In any case, as an Internet veteran (though I have only been online since the Crimean War) here's the advice I have for newbies regarding the use of Internet tools. There are 10 tips, for no good reason other than that "1" is a good place to start and "10" is a convenient number at which to stop.

  1. Learn your browser and your email software. Every button at the top, every menu item was put there for a reason. Some of the reasons may be stupid, useless or inscrutable, but you won't know until you try. Pay particular attention to buttons or menu items that indicate "preferences" or "options." Frequently, you CAN "have things your way," as opposed to the way they were designed by Unix Gods.
  2. Discover the utility of the right mouse button, unless you're using a Macintosh computer, in which case this paragraph is completely incomprehensible. Right click on things and discover even MORE menus and buttons and things to do.
  3. You can type Internet addresses of your choice into the address bar at the top. This sounds incredibly elementary, but some people don't know.

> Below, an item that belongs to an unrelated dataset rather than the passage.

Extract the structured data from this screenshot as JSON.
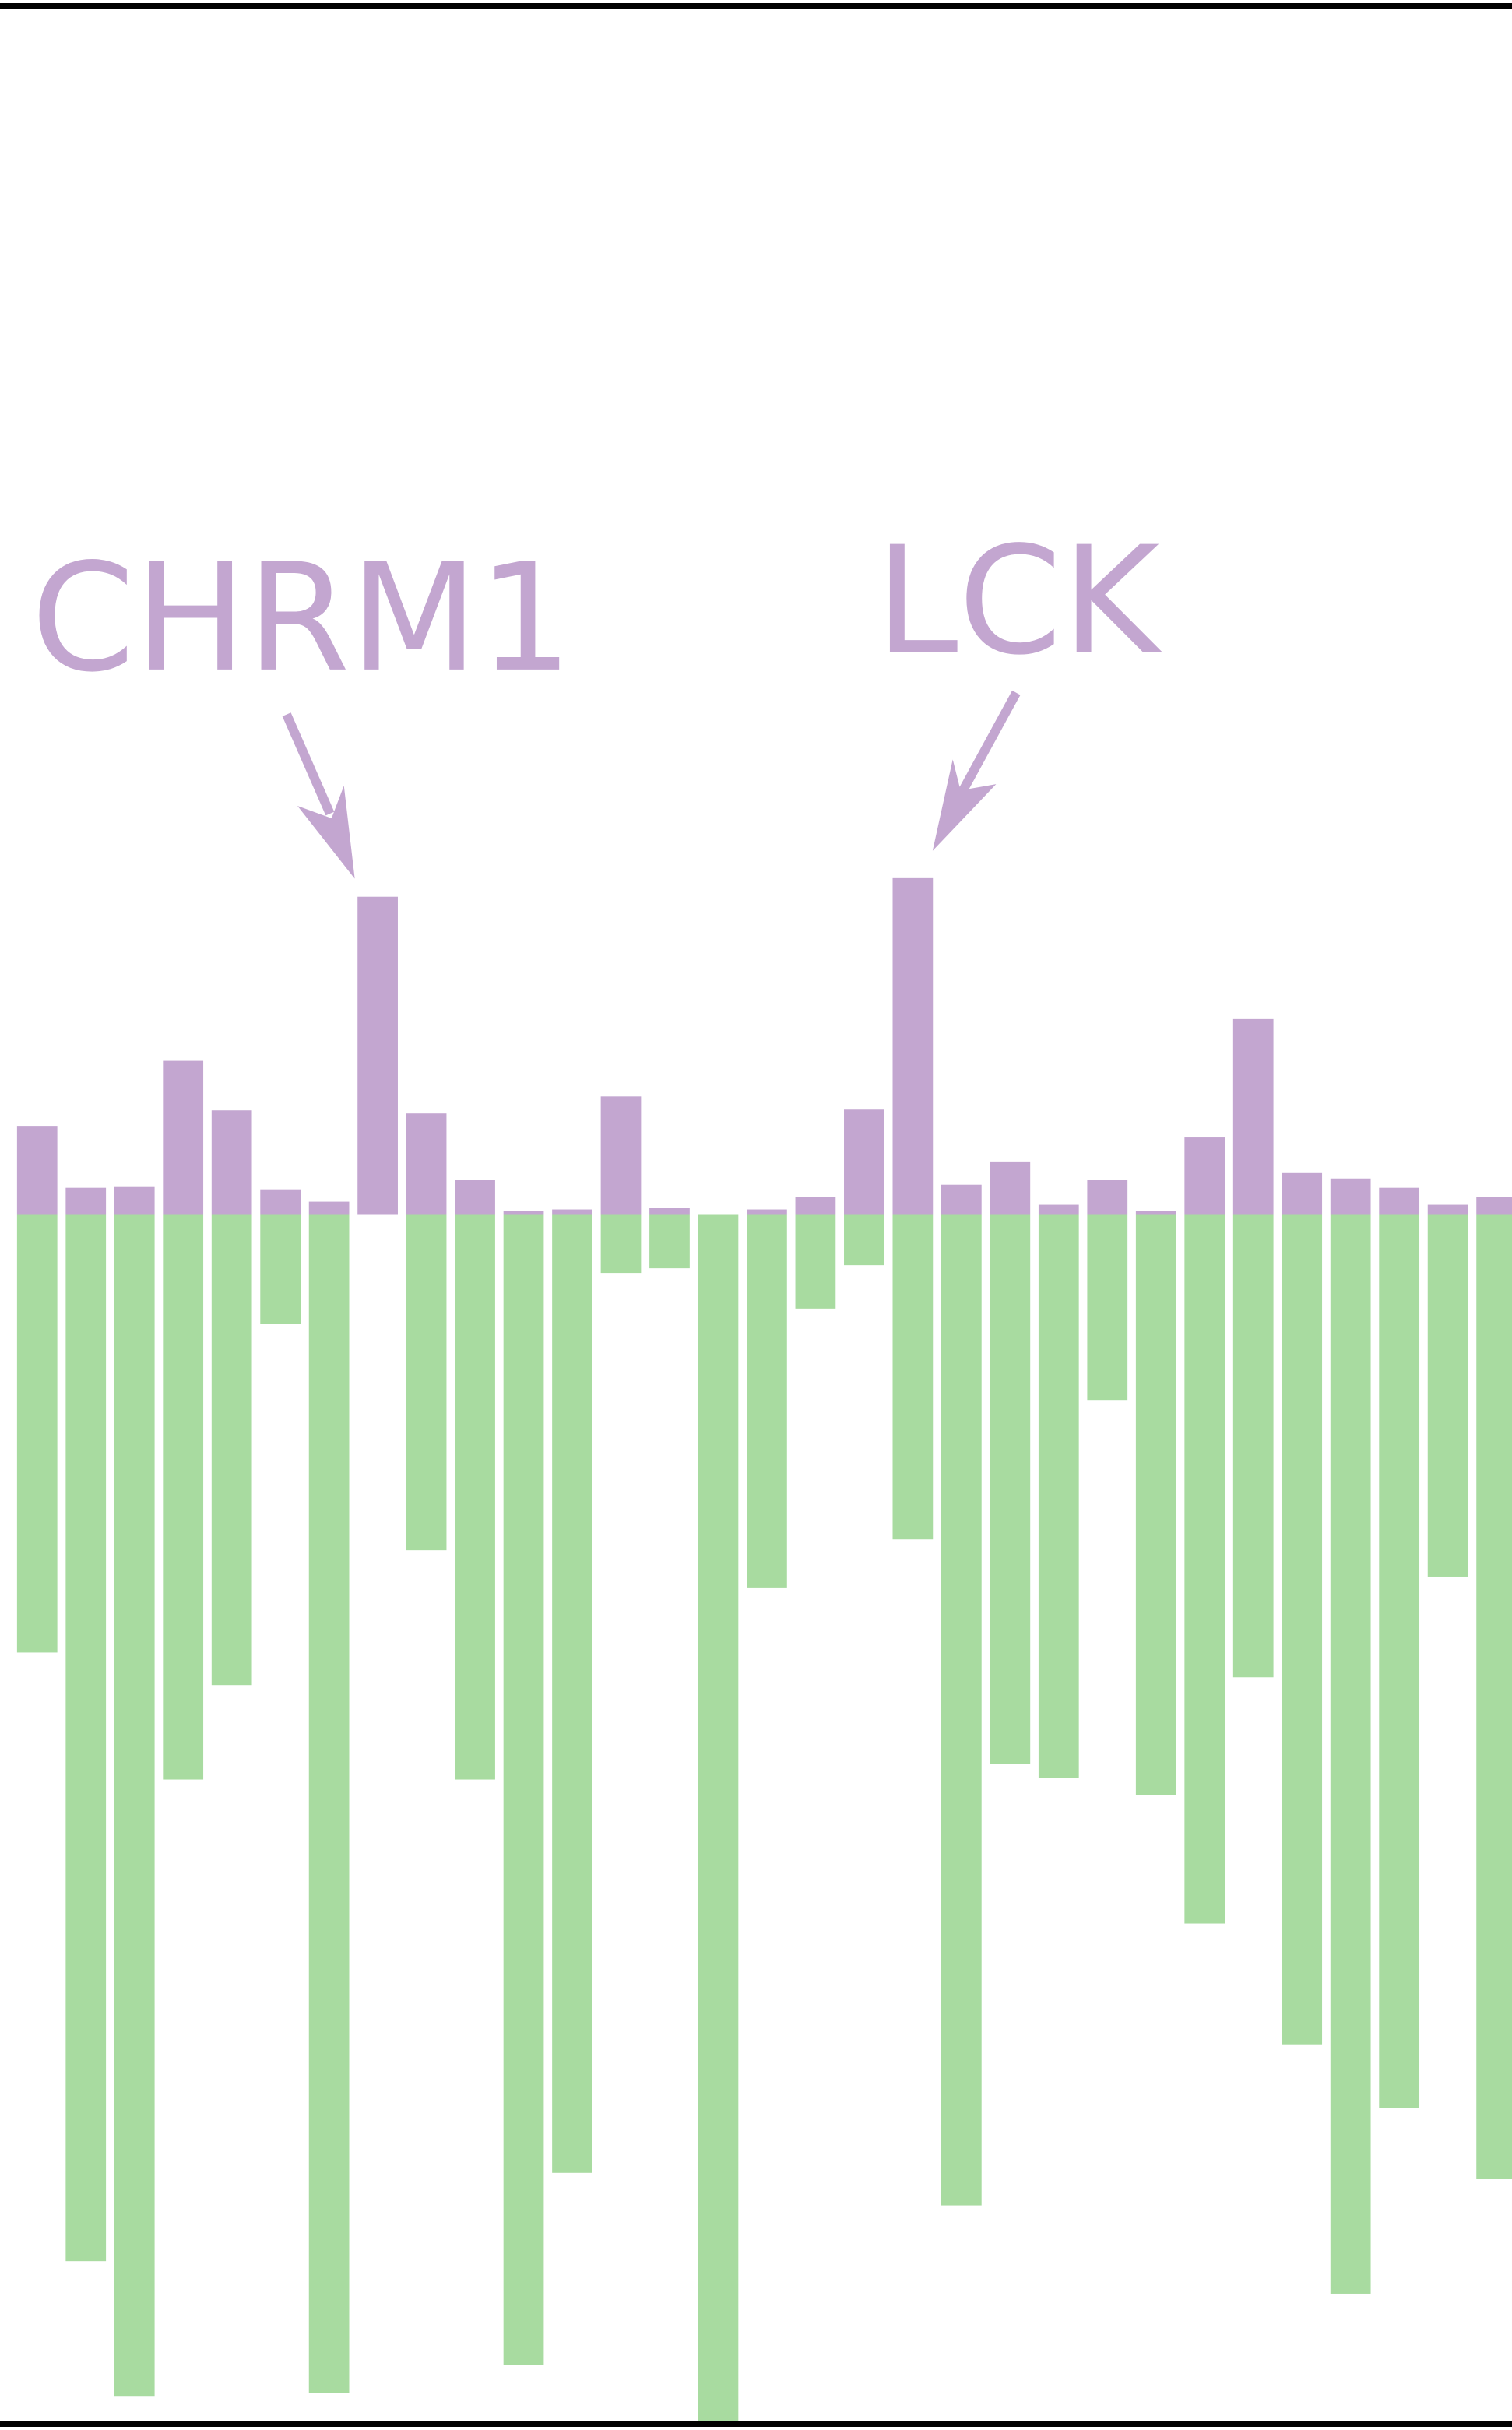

My own father had been online a year, was even handling all his personal finances on the web -- and still thought the only way to get around was clicking on things. "Wow, that's handy," he commented.
  4. You will need to download files from the Internet. The ability to locate, download and use files is a key differentiator between a newbie and someone who has no life. The first thing you should do is make a directory on your computer just for downloads. The second thing is to make sure you always put downloads in that directory. The third thing will be to get a tool that will allow you to open compressed files that you download. Mac users need Stuffit, or something like it. For Windows users, WinZip is a good choice.
  5. Experiment with search engines. Try different ways of finding the same things. Every search engine does, in fact, have a Unix God assigned to sit and laugh at foolish queries, and generate obscure answers, but you'll get over it. My favorite way to search for something is to imagine a phrase that *SHOULD* be on the page I'm looking for, and type that in, with quotation marks around it. It works pretty well, too.
  6. When encountering a form that requests personal information before letting you have what you want (access to a site, a particular file, etc.) try lying first. Make up a name, an address, a town, and pick a different state. It often works, and protects your privacy. The only reason NOT to do this is if you really want someone on the other side to know who you are and how to reach you. If you're entering a contest to win a new computer, for example, and you actually want to win, it would be bad to fill out the form as though you were from somewhere in the Crab Nebula.
  7. Maintain a skeptical but unafraid attitude in all things. (See previous column on FAQs (Frequently Asked Questions.) If you back up nothing else, back up personal documents, email folders and address books. (OK, that's three things, but keeping to 10 was harder than I thought.)
  8. Take things a step at a time. If you haven't completed steps one through seven, for example, you shouldn't even be reading this. Scroll back up.
  9. Visit Learn the Net. It covers everything I'm saying here in far more detail, without the smart-alecky, annoying asides.
  10. Don't be afraid to ask for help. The worst that can happen is that you will get advice that will cause you to destroy all the data on your computer, render it inoperable, wreck your marriage or prevent you from getting into a good college. Go ahead, live on the edge.

Because it is how you respond to adversity that ultimately will determine when or whether you will graduate from newbie to a veteran who knows how to cope with Internet trauma. We will save, for another time, describing the path toward becoming a Unix God, which involves either relishing or actually causing adversity, and more suffering than we want to reveal for one day.